Per evitare un aggravamento della crisi i Paesi in attivo devono aumentare la propria domanda interna.

Il vero, unico, comune denominatore delle economie GIPSI è stato il loro consistente disavanzo della parte corrente della bilancia dei pagamenti, ossia la presenza di una domanda interna che, sostenuta dal credito facile, trovava soddisfazione nell'importazione di beni e servizi dall'estero in misura eccessiva rispetto alla propria capacità competitiva internazionale. Nel 2008, ad esempio, Grecia e Spagna erano agli antipodi quanto a disciplina fiscale del settore pubblico, ma condividevano un disavanzo record delle partite correnti: - 12% del PIL per la Grecia; quasi - 10% per la Spagna.

La restrizione del credito a livello mondiale esplosa con la crisi di Lehman Brothers ha reso da subito insostenibile l'equilibrio delle economie dei GIPSI che sono entrate in pesante recessione. Da un lato, la loro consistente domanda domestica, indipendentemente dal fatto che si generasse nel settore pubblico o in quello privato, ha perso il propellente del credito facile e abbondante. Dall'altro lato, il condividere una valuta comune con Paesi a ben più alta produttività non ha permesso ai GIPSI di far valere la competitività internazionale necessaria per intercettare una quota crescente di domanda estera con cui supplire a quella interna che veniva a mancare.

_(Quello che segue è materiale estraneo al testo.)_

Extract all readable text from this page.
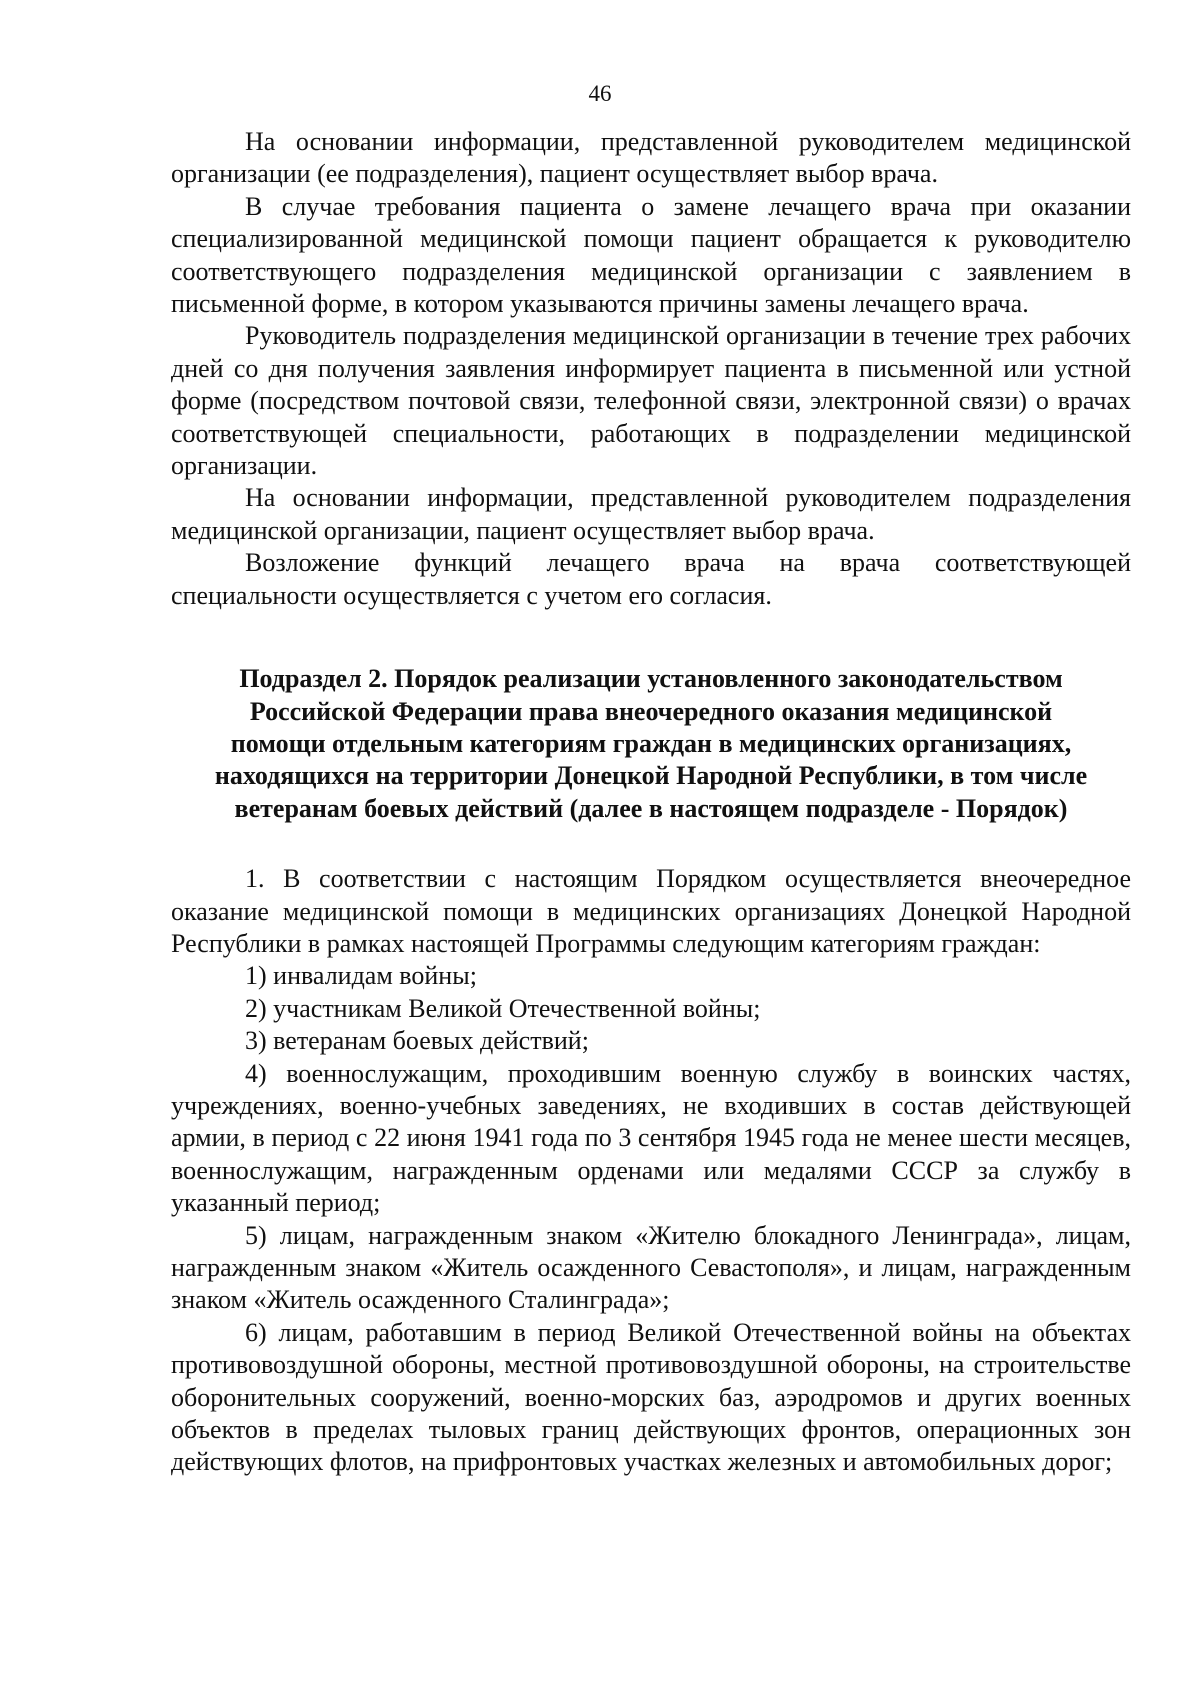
46

На основании информации, представленной руководителем медицинской организации (ее подразделения), пациент осуществляет выбор врача.

В случае требования пациента о замене лечащего врача при оказании специализированной медицинской помощи пациент обращается к руководителю соответствующего подразделения медицинской организации с заявлением в письменной форме, в котором указываются причины замены лечащего врача.

Руководитель подразделения медицинской организации в течение трех рабочих дней со дня получения заявления информирует пациента в письменной или устной форме (посредством почтовой связи, телефонной связи, электронной связи) о врачах соответствующей специальности, работающих в подразделении медицинской организации.

На основании информации, представленной руководителем подразделения медицинской организации, пациент осуществляет выбор врача.

Возложение функций лечащего врача на врача соответствующей специальности осуществляется с учетом его согласия.

Подраздел 2. Порядок реализации установленного законодательством
Российской Федерации права внеочередного оказания медицинской
помощи отдельным категориям граждан в медицинских организациях,
находящихся на территории Донецкой Народной Республики, в том числе
ветеранам боевых действий (далее в настоящем подразделе - Порядок)

1. В соответствии с настоящим Порядком осуществляется внеочередное оказание медицинской помощи в медицинских организациях Донецкой Народной Республики в рамках настоящей Программы следующим категориям граждан:

1) инвалидам войны;

2) участникам Великой Отечественной войны;

3) ветеранам боевых действий;

4) военнослужащим, проходившим военную службу в воинских частях, учреждениях, военно-учебных заведениях, не входивших в состав действующей армии, в период с 22 июня 1941 года по 3 сентября 1945 года не менее шести месяцев, военнослужащим, награжденным орденами или медалями СССР за службу в указанный период;

5) лицам, награжденным знаком «Жителю блокадного Ленинграда», лицам, награжденным знаком «Житель осажденного Севастополя», и лицам, награжденным знаком «Житель осажденного Сталинграда»;

6) лицам, работавшим в период Великой Отечественной войны на объектах противовоздушной обороны, местной противовоздушной обороны, на строительстве оборонительных сооружений, военно-морских баз, аэродромов и других военных объектов в пределах тыловых границ действующих фронтов, операционных зон действующих флотов, на прифронтовых участках железных и автомобильных дорог;
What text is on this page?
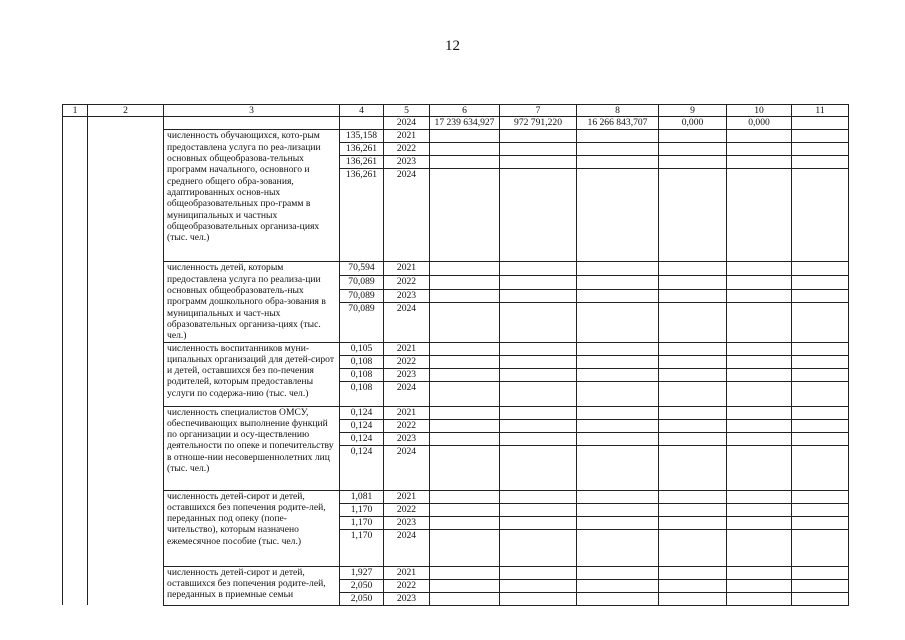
12
1	2	3	4	5	6	7	8	9	10	11
				2024	17 239 634,927	972 791,220	16 266 843,707	0,000	0,000	
		численность обучающихся, кото-рым предоставлена услуга по реа-лизации основных общеобразова-тельных программ начального, основного и среднего общего обра-зования, адаптированных основ-ных общеобразовательных про-грамм в муниципальных и частных общеобразовательных организа-циях (тыс. чел.)	135,158	2021						
			136,261	2022						
			136,261	2023						
			136,261	2024						
		численность детей, которым предоставлена услуга по реализа-ции основных общеобразователь-ных программ дошкольного обра-зования в муниципальных и част-ных образовательных организа-циях (тыс. чел.)	70,594	2021						
			70,089	2022						
			70,089	2023						
			70,089	2024						
		численность воспитанников муни-ципальных организаций для детей-сирот и детей, оставшихся без по-печения родителей, которым предоставлены услуги по содержа-нию (тыс. чел.)	0,105	2021						
			0,108	2022						
			0,108	2023						
			0,108	2024						
		численность специалистов ОМСУ, обеспечивающих выполнение функций по организации и осу-ществлению деятельности по опеке и попечительству в отноше-нии несовершеннолетних лиц (тыс. чел.)	0,124	2021						
			0,124	2022						
			0,124	2023						
			0,124	2024						
		численность детей-сирот и детей, оставшихся без попечения родите-лей, переданных под опеку (попе-чительство), которым назначено ежемесячное пособие (тыс. чел.)	1,081	2021						
			1,170	2022						
			1,170	2023						
			1,170	2024						
		численность детей-сирот и детей, оставшихся без попечения родите-лей, переданных в приемные семьи	1,927	2021						
			2,050	2022						
			2,050	2023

Nonostante tutto, il riequilibrio di tali scompensi macroeconomici è in corso. Il disavanzo di parte corrente per la Grecia è sceso al 5% e per la Spagna a circa il 3% del PIL, valore questo che è prossimo a quello dell'Italia (-2.7%). Simmetricamente, per la Germania il dato è sceso da +6,2% a +4,9%.

L'aggiustamento, però, sta avvenendo nel modo peggiore possibile poiché fa leva sull'impoverimento progressivo delle economie periferiche per frenarne le importazioni e consentire, nel medio termine, un loro recupero di competitività grazie alla contrazione dei livelli salariali in termini reali, se non persino nominali.

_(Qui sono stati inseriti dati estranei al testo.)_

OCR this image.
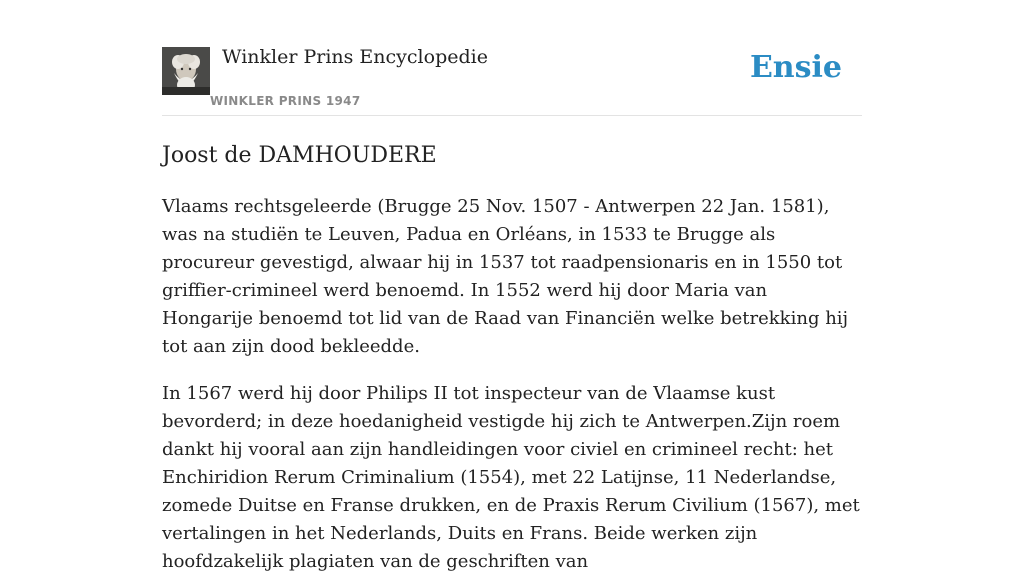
Winkler Prins Encyclopedie
WINKLER PRINS 1947
Ensie
Joost de DAMHOUDERE

Vlaams rechtsgeleerde (Brugge 25 Nov. 1507 - Antwerpen 22 Jan. 1581), was na studiën te Leuven, Padua en Orléans, in 1533 te Brugge als procureur gevestigd, alwaar hij in 1537 tot raadpensionaris en in 1550 tot griffier-crimineel werd benoemd. In 1552 werd hij door Maria van Hongarije benoemd tot lid van de Raad van Financiën welke betrekking hij tot aan zijn dood bekleedde.

In 1567 werd hij door Philips II tot inspecteur van de Vlaamse kust bevorderd; in deze hoedanigheid vestigde hij zich te Antwerpen.Zijn roem dankt hij vooral aan zijn handleidingen voor civiel en crimineel recht: het Enchiridion Rerum Criminalium (1554), met 22 Latijnse, 11 Nederlandse, zomede Duitse en Franse drukken, en de Praxis Rerum Civilium (1567), met vertalingen in het Nederlands, Duits en Frans. Beide werken zijn hoofdzakelijk plagiaten van de geschriften van
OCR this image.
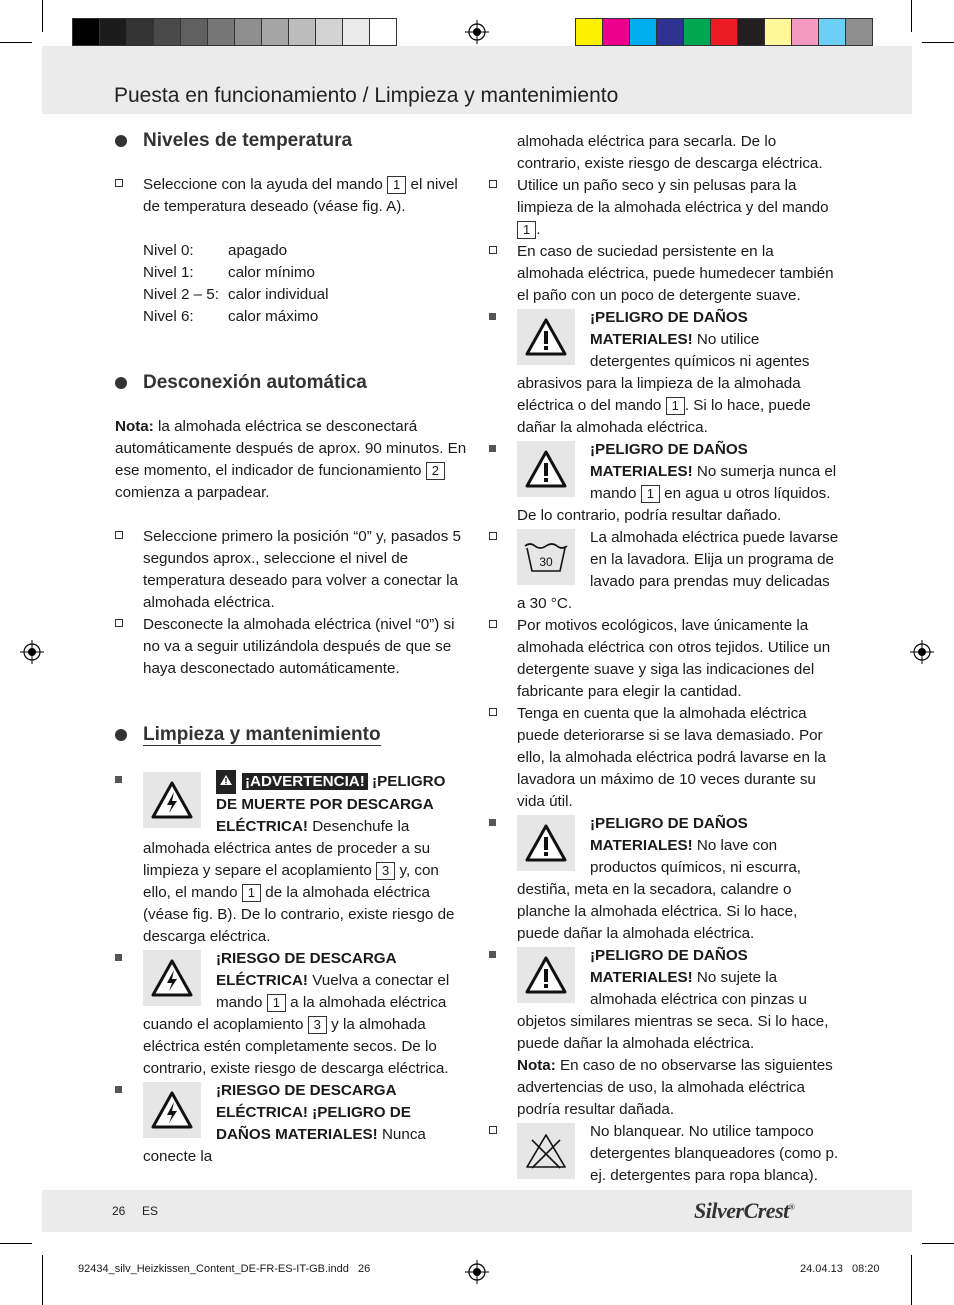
Puesta en funcionamiento / Limpieza y mantenimiento
Niveles de temperatura
Seleccione con la ayuda del mando 1 el nivel de temperatura deseado (véase fig. A).
Nivel 0:	apagado
Nivel 1:	calor mínimo
Nivel 2 – 5:	calor individual
Nivel 6:	calor máximo
Desconexión automática

Nota: la almohada eléctrica se desconectará automáticamente después de aprox. 90 minutos. En ese momento, el indicador de funcionamiento 2 comienza a parpadear.

Seleccione primero la posición “0” y, pasados 5 segundos aprox., seleccione el nivel de temperatura deseado para volver a conectar la almohada eléctrica.
Desconecte la almohada eléctrica (nivel “0”) si no va a seguir utilizándola después de que se haya desconectado automáticamente.
Limpieza y mantenimiento
¡ADVERTENCIA! ¡PELIGRO DE MUERTE POR DESCARGA ELÉCTRICA! Desenchufe la almohada eléctrica antes de proceder a su limpieza y separe el acoplamiento 3 y, con ello, el mando 1 de la almohada eléctrica (véase fig. B). De lo contrario, existe riesgo de descarga eléctrica.
¡RIESGO DE DESCARGA ELÉCTRICA! Vuelva a conectar el mando 1 a la almohada eléctrica cuando el acoplamiento 3 y la almohada eléctrica estén completamente secos. De lo contrario, existe riesgo de descarga eléctrica.
¡RIESGO DE DESCARGA ELÉCTRICA! ¡PELIGRO DE DAÑOS MATERIALES! Nunca conecte la

almohada eléctrica para secarla. De lo contrario, existe riesgo de descarga eléctrica.

Utilice un paño seco y sin pelusas para la limpieza de la almohada eléctrica y del mando 1 .
En caso de suciedad persistente en la almohada eléctrica, puede humedecer también el paño con un poco de detergente suave.
¡PELIGRO DE DAÑOS MATERIALES! No utilice detergentes químicos ni agentes abrasivos para la limpieza de la almohada eléctrica o del mando 1 . Si lo hace, puede dañar la almohada eléctrica.
¡PELIGRO DE DAÑOS MATERIALES! No sumerja nunca el mando 1 en agua u otros líquidos. De lo contrario, podría resultar dañado.
30
La almohada eléctrica puede lavarse en la lavadora. Elija un programa de lavado para prendas muy delicadas a 30 °C.
Por motivos ecológicos, lave únicamente la almohada eléctrica con otros tejidos. Utilice un detergente suave y siga las indicaciones del fabricante para elegir la cantidad.
Tenga en cuenta que la almohada eléctrica puede deteriorarse si se lava demasiado. Por ello, la almohada eléctrica podrá lavarse en la lavadora un máximo de 10 veces durante su vida útil.
¡PELIGRO DE DAÑOS MATERIALES! No lave con productos químicos, ni escurra, destiña, meta en la secadora, calandre o planche la almohada eléctrica. Si lo hace, puede dañar la almohada eléctrica.
¡PELIGRO DE DAÑOS MATERIALES! No sujete la almohada eléctrica con pinzas u objetos similares mientras se seca. Si lo hace, puede dañar la almohada eléctrica.

Nota: En caso de no observarse las siguientes advertencias de uso, la almohada eléctrica podría resultar dañada.

No blanquear. No utilice tampoco detergentes blanqueadores (como p. ej. detergentes para ropa blanca).
26 ES	SilverCrest®
92434_silv_Heizkissen_Content_DE-FR-ES-IT-GB.indd 26	24.04.13 08:20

Questo processo, nel gergo economico definito di "deflazione interna", è doloroso per cittadini e imprese, nonché dall'esito incerto per le sorti delle finanze pubbliche. La contrazione del reddito domestico prodotto può portare minori proventi fiscali nelle casse dello Stato, ma, soprattutto, lo Stato può essere costretto a farsi carico di ingenti debiti privati al fine di evitare il collasso di grandi gruppi bancari o industriali soffocati dalla recessione. E' quanto accaduto in Spagna e Irlanda, Paesi in cui il debito pubblico è pressoché raddoppiato in meno di un triennio per effetto dei salvataggi bancari operati.

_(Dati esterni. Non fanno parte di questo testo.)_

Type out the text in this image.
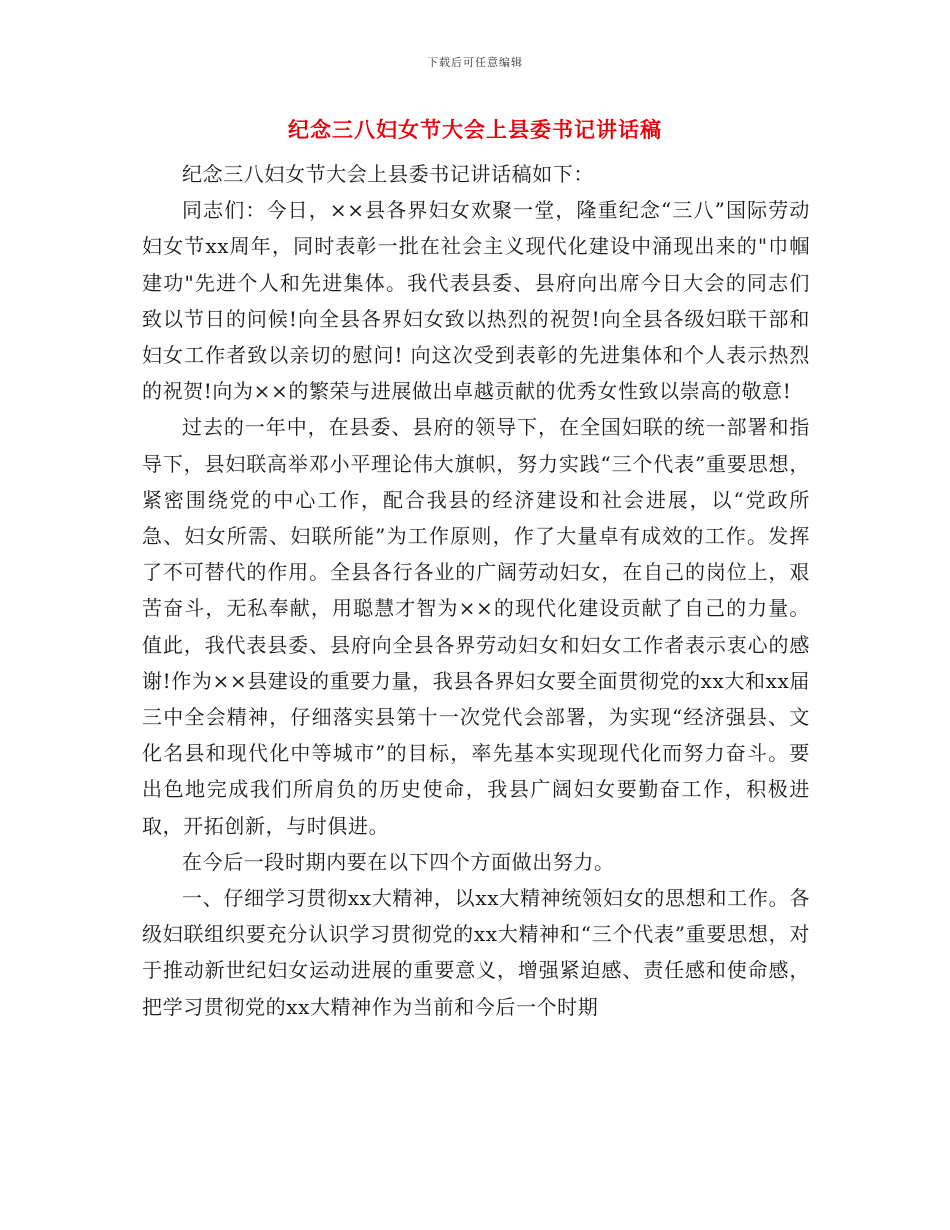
下载后可任意编辑
纪念三八妇女节大会上县委书记讲话稿

纪念三八妇女节大会上县委书记讲话稿如下：

同志们：今日，××县各界妇女欢聚一堂，隆重纪念“三八”国际劳动妇女节xx周年，同时表彰一批在社会主义现代化建设中涌现出来的"巾帼建功"先进个人和先进集体。我代表县委、县府向出席今日大会的同志们致以节日的问候!向全县各界妇女致以热烈的祝贺!向全县各级妇联干部和妇女工作者致以亲切的慰问! 向这次受到表彰的先进集体和个人表示热烈的祝贺!向为××的繁荣与进展做出卓越贡献的优秀女性致以崇高的敬意!

过去的一年中，在县委、县府的领导下，在全国妇联的统一部署和指导下，县妇联高举邓小平理论伟大旗帜，努力实践“三个代表”重要思想，紧密围绕党的中心工作，配合我县的经济建设和社会进展，以“党政所急、妇女所需、妇联所能”为工作原则，作了大量卓有成效的工作。发挥了不可替代的作用。全县各行各业的广阔劳动妇女，在自己的岗位上，艰苦奋斗，无私奉献，用聪慧才智为××的现代化建设贡献了自己的力量。值此，我代表县委、县府向全县各界劳动妇女和妇女工作者表示衷心的感谢!作为××县建设的重要力量，我县各界妇女要全面贯彻党的xx大和xx届三中全会精神，仔细落实县第十一次党代会部署，为实现“经济强县、文化名县和现代化中等城市”的目标，率先基本实现现代化而努力奋斗。要出色地完成我们所肩负的历史使命，我县广阔妇女要勤奋工作，积极进取，开拓创新，与时俱进。

在今后一段时期内要在以下四个方面做出努力。

一、仔细学习贯彻xx大精神，以xx大精神统领妇女的思想和工作。各级妇联组织要充分认识学习贯彻党的xx大精神和“三个代表”重要思想，对于推动新世纪妇女运动进展的重要意义，增强紧迫感、责任感和使命感，把学习贯彻党的xx大精神作为当前和今后一个时期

Altre soluzioni sono al momento precluse. Un recupero di competitività da parte dei Paesi periferici da ottenersi tramite svalutazione competitiva è in teoria possibile. Nulla infatti vieta a un Paese membro di abbandonare l'Eurozona, sebbene, alla luce dei trattati in essere, una siffatta scelta comporterebbe il contestuale abbandono dell'Unione Europea. In pratica, però, tale soluzione è da escludere a meno di un'implosione totale del sistema finanziario. A causa dell'enorme ammontare di contratti denominati in euro, è inimmaginabile una gestione ordinata di una qualsiasi fuoriuscita dall'Eurozona.